I have three 200W 12V Rich solar panels, one Ampere Time 12V 100ah LiF2PO4 with a second on its way. Inverter set as follows: 01: SbU, 02: 50A, 03: APL, 04: SEN, 05: USE, 06: L-E (enabled), 07: t-d (disabled), 08: 120, 09: 60, 11: 10A, 12: 12.3, 13: 12.8, 16: OSO (only solar), 18: bOF, 19: -EP, 20: LON, 22: AON, 23: bye (enable), 25: FEN, 26: 14.6, 27: 13.8, 29: 11, 33-39 default.

My thoughts.

Issue #1. not sure what the return criteria are.

Issue #2:
16: OSO Solar energy will be the only charger source no matter utility is available or not. This unit consumes idle power and can drain the battery if utility can't charge.

04: SdS - power saver isn't useful 99% of the time.
11: this is NOT what you're pulling from AC, but what you're sending to the 12V, so only ~120W.
13: 12.8 is too low. You will hit this almost immediately, and 12.8V is a very low SoC for LFP.
26: 14.4 generally gives better results. If the battery cells are even slightly imbalanced, 14.6V will trigger OVP.
27: 13.6V is generally preferred.
29: 12V. There is so little capacity left at this level, it's pointless to risk running the cells lower unless you absolutely need that last couple %.
 
Issue #1: I've seen the same response. In fact, in my case, it flipped over to Utility at only around 350 Watts (I powered up an older plasma tv. I don't know if plasma's have a surge or not, but I doubt it's near 1000 watts). I let it sit for about 15 minutes and it never did flip back to Inverter until I removed the AC (flipped my breaker)
 
My thoughts.

Issue #1. not sure what the return criteria are.

Issue #2:
16: OSO Solar energy will be the only charger source no matter utility is available or not. This unit consumes idle power and can drain the battery if utility can't charge.

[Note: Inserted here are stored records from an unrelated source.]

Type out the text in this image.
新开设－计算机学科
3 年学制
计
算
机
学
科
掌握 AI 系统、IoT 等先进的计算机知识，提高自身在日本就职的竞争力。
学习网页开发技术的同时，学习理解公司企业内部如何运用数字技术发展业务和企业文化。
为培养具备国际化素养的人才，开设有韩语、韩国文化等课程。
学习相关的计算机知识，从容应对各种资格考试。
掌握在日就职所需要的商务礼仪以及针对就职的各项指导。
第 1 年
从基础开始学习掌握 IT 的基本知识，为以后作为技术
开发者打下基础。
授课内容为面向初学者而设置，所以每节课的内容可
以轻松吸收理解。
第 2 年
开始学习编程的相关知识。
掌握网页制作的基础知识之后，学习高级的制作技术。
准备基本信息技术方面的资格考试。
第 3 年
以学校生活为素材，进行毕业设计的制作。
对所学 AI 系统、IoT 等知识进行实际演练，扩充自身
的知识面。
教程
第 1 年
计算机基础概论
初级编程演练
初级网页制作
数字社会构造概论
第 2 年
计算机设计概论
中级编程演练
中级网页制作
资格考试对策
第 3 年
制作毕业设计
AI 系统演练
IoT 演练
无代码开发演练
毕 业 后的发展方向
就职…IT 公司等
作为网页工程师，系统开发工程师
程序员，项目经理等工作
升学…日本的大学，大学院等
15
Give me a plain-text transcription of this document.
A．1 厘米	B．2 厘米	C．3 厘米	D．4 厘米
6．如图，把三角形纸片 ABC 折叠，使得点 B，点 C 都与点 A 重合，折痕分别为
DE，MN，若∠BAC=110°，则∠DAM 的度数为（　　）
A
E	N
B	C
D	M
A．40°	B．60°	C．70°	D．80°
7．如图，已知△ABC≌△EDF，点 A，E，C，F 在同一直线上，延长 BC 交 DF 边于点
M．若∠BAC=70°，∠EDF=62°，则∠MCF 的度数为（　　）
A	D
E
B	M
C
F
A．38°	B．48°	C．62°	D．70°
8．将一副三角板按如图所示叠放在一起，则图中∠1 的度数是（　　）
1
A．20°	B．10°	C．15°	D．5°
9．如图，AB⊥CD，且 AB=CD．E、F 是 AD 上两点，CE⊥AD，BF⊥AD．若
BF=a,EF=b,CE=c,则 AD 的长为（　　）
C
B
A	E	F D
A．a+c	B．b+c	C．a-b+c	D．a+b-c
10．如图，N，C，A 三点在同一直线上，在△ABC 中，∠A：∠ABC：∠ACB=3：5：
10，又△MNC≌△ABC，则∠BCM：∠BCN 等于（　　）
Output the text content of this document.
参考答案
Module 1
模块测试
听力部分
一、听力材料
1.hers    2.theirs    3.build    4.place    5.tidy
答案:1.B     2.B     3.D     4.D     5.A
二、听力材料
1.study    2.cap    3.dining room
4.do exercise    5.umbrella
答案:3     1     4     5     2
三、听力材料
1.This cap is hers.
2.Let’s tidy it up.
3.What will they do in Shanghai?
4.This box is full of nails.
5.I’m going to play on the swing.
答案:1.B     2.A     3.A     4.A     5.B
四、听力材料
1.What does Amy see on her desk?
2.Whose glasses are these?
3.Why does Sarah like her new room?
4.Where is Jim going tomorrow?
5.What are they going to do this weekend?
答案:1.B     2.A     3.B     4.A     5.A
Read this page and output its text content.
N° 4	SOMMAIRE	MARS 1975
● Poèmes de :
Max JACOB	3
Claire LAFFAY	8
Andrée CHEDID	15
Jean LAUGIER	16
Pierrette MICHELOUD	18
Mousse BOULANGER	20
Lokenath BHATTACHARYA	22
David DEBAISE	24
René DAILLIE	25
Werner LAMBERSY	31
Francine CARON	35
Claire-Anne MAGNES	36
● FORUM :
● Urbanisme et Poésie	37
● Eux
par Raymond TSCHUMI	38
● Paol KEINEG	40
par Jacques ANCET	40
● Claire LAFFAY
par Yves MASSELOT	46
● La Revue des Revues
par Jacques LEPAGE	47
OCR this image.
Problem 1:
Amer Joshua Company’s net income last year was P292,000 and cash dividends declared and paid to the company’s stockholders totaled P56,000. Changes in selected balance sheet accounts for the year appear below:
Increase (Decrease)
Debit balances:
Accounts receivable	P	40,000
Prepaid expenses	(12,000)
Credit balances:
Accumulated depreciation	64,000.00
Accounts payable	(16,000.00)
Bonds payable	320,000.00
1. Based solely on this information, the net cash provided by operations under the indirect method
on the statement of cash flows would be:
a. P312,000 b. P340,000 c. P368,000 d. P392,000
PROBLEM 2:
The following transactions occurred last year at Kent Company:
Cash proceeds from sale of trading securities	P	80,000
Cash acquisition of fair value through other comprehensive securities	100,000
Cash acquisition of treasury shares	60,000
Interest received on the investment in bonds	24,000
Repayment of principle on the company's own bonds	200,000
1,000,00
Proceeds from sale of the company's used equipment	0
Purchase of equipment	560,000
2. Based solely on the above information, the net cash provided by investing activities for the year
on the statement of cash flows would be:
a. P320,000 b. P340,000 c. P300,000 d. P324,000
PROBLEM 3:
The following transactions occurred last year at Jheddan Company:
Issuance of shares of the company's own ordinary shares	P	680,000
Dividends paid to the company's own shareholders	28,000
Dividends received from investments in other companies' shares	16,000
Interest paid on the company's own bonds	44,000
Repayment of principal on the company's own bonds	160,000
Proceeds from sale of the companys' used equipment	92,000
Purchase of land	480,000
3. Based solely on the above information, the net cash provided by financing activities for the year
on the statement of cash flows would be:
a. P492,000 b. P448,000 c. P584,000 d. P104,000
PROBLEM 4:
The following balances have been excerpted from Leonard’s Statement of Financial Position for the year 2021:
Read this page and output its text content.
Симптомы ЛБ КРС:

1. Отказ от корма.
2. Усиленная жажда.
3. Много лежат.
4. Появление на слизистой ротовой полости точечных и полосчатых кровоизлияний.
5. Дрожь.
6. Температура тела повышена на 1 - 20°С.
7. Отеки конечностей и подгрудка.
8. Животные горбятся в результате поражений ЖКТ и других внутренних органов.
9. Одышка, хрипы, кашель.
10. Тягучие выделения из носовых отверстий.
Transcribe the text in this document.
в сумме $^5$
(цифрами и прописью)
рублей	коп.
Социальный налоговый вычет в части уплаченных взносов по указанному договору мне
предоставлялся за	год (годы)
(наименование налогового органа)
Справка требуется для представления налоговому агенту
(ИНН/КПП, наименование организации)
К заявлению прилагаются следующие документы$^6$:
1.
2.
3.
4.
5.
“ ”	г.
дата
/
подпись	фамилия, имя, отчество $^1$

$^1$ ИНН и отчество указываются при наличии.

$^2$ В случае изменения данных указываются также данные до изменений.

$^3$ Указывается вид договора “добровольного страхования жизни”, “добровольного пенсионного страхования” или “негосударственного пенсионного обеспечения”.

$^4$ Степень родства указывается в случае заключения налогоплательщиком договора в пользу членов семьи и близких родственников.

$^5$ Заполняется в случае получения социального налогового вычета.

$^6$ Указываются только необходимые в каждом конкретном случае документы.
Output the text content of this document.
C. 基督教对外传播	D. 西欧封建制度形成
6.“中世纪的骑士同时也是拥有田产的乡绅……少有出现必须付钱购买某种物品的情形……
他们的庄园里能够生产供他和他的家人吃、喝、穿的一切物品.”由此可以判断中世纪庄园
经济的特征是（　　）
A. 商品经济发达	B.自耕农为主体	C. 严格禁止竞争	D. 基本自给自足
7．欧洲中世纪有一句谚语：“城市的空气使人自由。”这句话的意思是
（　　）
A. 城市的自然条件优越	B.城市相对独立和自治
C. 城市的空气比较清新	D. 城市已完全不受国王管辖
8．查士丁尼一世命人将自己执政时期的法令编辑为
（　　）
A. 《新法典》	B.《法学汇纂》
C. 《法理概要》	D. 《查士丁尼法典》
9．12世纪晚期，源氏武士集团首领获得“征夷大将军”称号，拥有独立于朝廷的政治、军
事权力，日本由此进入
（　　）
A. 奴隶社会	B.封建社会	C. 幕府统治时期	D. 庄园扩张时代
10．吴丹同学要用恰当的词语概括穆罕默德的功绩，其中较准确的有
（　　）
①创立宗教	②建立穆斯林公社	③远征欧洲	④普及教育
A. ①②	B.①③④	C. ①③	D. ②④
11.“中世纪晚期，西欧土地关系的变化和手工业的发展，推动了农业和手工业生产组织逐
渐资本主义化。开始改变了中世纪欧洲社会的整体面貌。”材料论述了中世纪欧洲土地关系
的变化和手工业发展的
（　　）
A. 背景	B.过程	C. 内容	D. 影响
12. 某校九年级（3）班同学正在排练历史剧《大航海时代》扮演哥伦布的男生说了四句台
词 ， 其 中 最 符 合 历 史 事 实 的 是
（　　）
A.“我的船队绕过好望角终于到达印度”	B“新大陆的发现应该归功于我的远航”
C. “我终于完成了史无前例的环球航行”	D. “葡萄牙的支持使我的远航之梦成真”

04: SdS - power saver isn't useful 99% of the time.
11: this is NOT what you're pulling from AC, but what you're sending to the 12V, so only ~120W.
13: 12.8 is too low. You will hit this almost immediately, and 12.8V is a very low SoC for LFP.
26: 14.4 generally gives better results. If the battery cells are even slightly imbalanced, 14.6V will trigger OVP.
27: 13.6V is generally preferred.
29: 12V. There is so little capacity left at this level, it's pointless to risk running the cells lower unless you absolutely need that last couple %.
Thanks for the feedback. I didnt understand that the unit would continue to use the battery for idle power even when in bypass mode.